“In Quiet Desperation”: An Open Letter to Marilyn Matis

"Are our suicides an acceptable price we pay for remaining chaste? This rhetoric is not just irresponsible--it is just plain deadly.”

“Are our suicides an acceptable price we pay for remaining chaste? This rhetoric is not just irresponsible–it is just plain deadly.”

by Jason Clark
January 2005

Three months ago, Deseret Book published In Quiet Desperation, a new book with two candid accounts revolving around gay Mormon experience. In the following letter, an Affirmation member describes his reaction to the first part of the book, written by the mother of gay Mormon suicide Stuart Matis.

Dear Sister Matis:

I just finished reading the first part of the book In Quiet Desperation, which you published through Deseret Book. I come to you as one who has had a close gay LDS friend commit suicide. I mourn the death of my friend, of your son, and of so many other gay Mormons who have taken their lives.

I think your account is honest and well-intentioned. I commend you for urging members to achieve “better understanding” (pg. 5). Thank you for reminding us that families “must be open in their discussion of same-sex attraction” (pg. 50). I particularly appreciated your cautious approach to so-called “reparative therapy,” and I agree with you that “until we have a definite understanding of what causes same-sex attraction, all therapy becomes a guessing game” (pg. 10). And yet your account leaves me angry and disturbed.

From the 50 pages of your essay, it becomes clear that you and your husband did all the things that LDS leaders advise: You were compassionate and understanding; you were open to dialogue all through your son’s turmoil; you encouraged him to remain chaste. Yet still your son committed suicide. Not only that–you received the impression, both through Elder Jeffrey R. Holland (pg. 40) and through a peaceful spiritual experience in the temple, that your son “would be all right” (pg. 18).

I don’t know what we are supposed to conclude from your account, except that it is fine for chaste gay Mormons to experience years of suffering and end up dead on the steps of a stake center. Your story doesn’t bring me the peace you say you experienced. On the contrary–it troubles me and makes me angry.

In one of the most troubling passages of your account, you say, “Although losing our son was difficult, it has been comforting to know that he was faithful to his temple covenants.” (pg. 20). As a gay Mormon, what am I supposed to conclude from this statement? That I should kill myself rather than be sexually active? Your statement resonates with a troubling, oft-quoted anecdote by Marion G. Romney. According to Elder Romney’s story, before leaving for his LDS mission, his father told him, “We would rather come to this station and take your body off the train in a casket than to have you come home unclean, having lost your virtue” (Conference Report,October 1952, pg. 34.).

I do not want to brush off the importance of chastity.
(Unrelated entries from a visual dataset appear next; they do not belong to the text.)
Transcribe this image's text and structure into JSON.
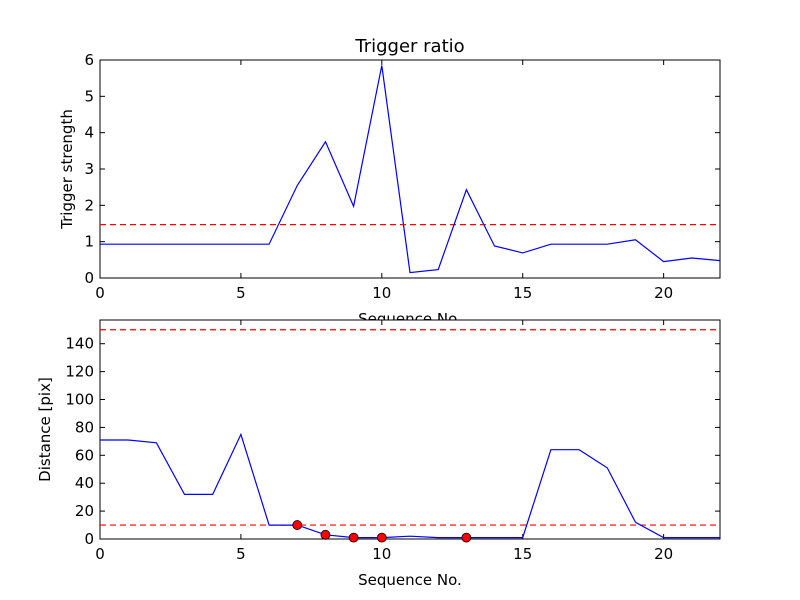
{
  "chart_data": [
    {
      "type": "line",
      "title": "Trigger ratio",
      "xlabel": "Sequence No.",
      "ylabel": "Trigger strength",
      "xlim": [
        0,
        22
      ],
      "ylim": [
        0,
        6
      ],
      "xticks": [
        0,
        5,
        10,
        15,
        20
      ],
      "yticks": [
        0,
        1,
        2,
        3,
        4,
        5,
        6
      ],
      "grid": false,
      "line_color": "#0000ff",
      "threshold_color": "#ff0000",
      "series": [
        {
          "x": [
            0,
            1,
            2,
            3,
            4,
            5,
            6,
            7,
            8,
            9,
            10,
            11,
            12,
            13,
            14,
            15,
            16,
            17,
            18,
            19,
            20,
            21,
            22
          ],
          "values": [
            0.93,
            0.93,
            0.93,
            0.93,
            0.93,
            0.93,
            0.93,
            2.55,
            3.75,
            1.97,
            5.85,
            0.15,
            0.23,
            2.43,
            0.88,
            0.69,
            0.93,
            0.93,
            0.93,
            1.05,
            0.45,
            0.55,
            0.48
          ]
        }
      ],
      "thresholds": [
        1.47
      ]
    },
    {
      "type": "line",
      "title": "",
      "xlabel": "Sequence No.",
      "ylabel": "Distance [pix]",
      "xlim": [
        0,
        22
      ],
      "ylim": [
        0,
        157
      ],
      "xticks": [
        0,
        5,
        10,
        15,
        20
      ],
      "yticks": [
        0,
        20,
        40,
        60,
        80,
        100,
        120,
        140
      ],
      "grid": false,
      "line_color": "#0000ff",
      "threshold_color": "#ff0000",
      "marker_color": "#ff0000",
      "series": [
        {
          "x": [
            0,
            1,
            2,
            3,
            4,
            5,
            6,
            7,
            8,
            9,
            10,
            11,
            12,
            13,
            14,
            15,
            16,
            17,
            18,
            19,
            20,
            21,
            22
          ],
          "values": [
            71,
            71,
            69,
            32,
            32,
            75,
            10,
            10,
            3,
            1,
            1,
            2,
            1,
            1,
            1,
            1,
            64,
            64,
            51,
            12,
            1,
            1,
            1
          ]
        }
      ],
      "markers": [
        {
          "x": 7,
          "y": 10
        },
        {
          "x": 8,
          "y": 3
        },
        {
          "x": 9,
          "y": 1
        },
        {
          "x": 10,
          "y": 1
        },
        {
          "x": 13,
          "y": 1
        }
      ],
      "thresholds": [
        150,
        10
      ]
    }
  ]
}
But I believe the time has come when LDS leaders have to tell us if they honestly believe that chastity, presumably as defined by the monogamous heterosexual model that the Church decided to embrace in 1890, is more important than life itself. If they say it is, then it appears to me they have sided not with life but with death.
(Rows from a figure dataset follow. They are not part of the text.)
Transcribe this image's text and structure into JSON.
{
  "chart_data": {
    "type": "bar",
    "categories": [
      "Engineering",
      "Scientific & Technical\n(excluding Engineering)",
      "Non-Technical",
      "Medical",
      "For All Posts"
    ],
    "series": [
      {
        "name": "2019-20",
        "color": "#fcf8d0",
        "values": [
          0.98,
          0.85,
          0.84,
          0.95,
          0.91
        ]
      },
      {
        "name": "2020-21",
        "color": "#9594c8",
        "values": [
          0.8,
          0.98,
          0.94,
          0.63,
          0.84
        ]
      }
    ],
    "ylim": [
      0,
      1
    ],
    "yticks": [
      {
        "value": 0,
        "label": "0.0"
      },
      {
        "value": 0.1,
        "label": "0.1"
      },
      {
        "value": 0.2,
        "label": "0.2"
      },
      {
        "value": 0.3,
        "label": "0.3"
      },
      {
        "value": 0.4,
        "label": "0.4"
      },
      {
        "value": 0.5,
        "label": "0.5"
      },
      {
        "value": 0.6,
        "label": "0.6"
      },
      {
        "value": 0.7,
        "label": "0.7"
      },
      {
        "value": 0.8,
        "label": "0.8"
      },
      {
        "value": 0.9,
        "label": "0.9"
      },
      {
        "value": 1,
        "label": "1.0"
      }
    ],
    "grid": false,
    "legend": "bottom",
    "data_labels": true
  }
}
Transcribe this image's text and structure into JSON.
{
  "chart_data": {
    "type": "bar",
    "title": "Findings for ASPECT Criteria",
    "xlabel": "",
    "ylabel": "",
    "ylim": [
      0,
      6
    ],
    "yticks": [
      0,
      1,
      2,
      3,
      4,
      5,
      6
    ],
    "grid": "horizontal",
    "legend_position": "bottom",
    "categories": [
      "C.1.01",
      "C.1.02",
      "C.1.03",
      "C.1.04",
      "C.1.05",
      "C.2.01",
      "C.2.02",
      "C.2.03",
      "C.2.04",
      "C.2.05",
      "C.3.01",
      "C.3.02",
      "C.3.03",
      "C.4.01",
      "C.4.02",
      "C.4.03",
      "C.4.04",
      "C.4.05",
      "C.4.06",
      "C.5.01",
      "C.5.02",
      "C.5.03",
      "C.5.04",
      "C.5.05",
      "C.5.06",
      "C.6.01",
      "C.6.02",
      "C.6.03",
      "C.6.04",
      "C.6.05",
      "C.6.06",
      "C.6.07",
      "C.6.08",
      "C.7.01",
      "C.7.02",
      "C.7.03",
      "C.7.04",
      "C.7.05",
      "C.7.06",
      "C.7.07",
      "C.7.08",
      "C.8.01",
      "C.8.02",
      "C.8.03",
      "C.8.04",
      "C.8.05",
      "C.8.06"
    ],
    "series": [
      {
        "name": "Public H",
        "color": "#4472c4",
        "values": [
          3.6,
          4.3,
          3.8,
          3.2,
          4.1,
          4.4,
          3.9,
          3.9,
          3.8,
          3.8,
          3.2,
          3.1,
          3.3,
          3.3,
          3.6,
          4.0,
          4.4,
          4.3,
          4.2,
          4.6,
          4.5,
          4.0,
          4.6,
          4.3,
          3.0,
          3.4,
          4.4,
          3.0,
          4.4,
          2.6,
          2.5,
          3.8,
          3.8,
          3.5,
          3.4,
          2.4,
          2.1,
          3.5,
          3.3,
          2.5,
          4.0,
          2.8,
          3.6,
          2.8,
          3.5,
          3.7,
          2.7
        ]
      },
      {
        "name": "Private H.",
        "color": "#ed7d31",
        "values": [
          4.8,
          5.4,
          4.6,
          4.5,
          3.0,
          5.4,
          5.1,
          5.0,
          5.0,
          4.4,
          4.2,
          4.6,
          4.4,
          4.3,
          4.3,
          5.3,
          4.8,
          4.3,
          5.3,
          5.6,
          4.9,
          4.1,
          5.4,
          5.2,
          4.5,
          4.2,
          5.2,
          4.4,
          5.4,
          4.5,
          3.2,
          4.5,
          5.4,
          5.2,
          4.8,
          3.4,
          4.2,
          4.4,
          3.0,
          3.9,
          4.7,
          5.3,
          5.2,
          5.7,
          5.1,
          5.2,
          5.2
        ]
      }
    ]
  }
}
The Deseret Book winter catalog says that your account “takes us into the heart and mind of parents who did all they could to assist their son to bear this heavy burden” (pg. 36). I am no one to judge whether you did all you could; my point is that the rhetoric of the Deseret Book sales pitch clearly aims to justify your son’s death. Are our suicides an acceptable price we pay for remaining chaste? This rhetoric is not just irresponsible–it is just plain deadly.

If the Church could even start to intimate that homosexuality is not a challenge, but a gift from God, they could help to end overnight the pandemic of gay suicides. This would not be an easy step: Just as in 1978, when President Kimball received a revelation that allowed blacks to receive the priesthood, it could come only after much prayer, and it would have some embarrassing implications for past LDS statements and actions. But such a courageous step would provide a solution based on Christian principles and not on the ever-changing rhetoric of the Church.

Too many gay and lesbian Mormons are indeed in quiet desperation, living lonely lives and holding a second-class status in the Church. Before taking their own lives, these gay sons and lesbian daughters need to know that our Heavenly Father loves them unconditionally. They need to know that their lives are infinitely more precious than the 1890 Mormon standard of heterosexual monogamy. They need to understand that the Church may have a prophet, twelve apostles, and thousands of bishops, but “the keeper of the gate is the Holy One of Israel; and he employeth no servant there” (2 Nephi 9:41).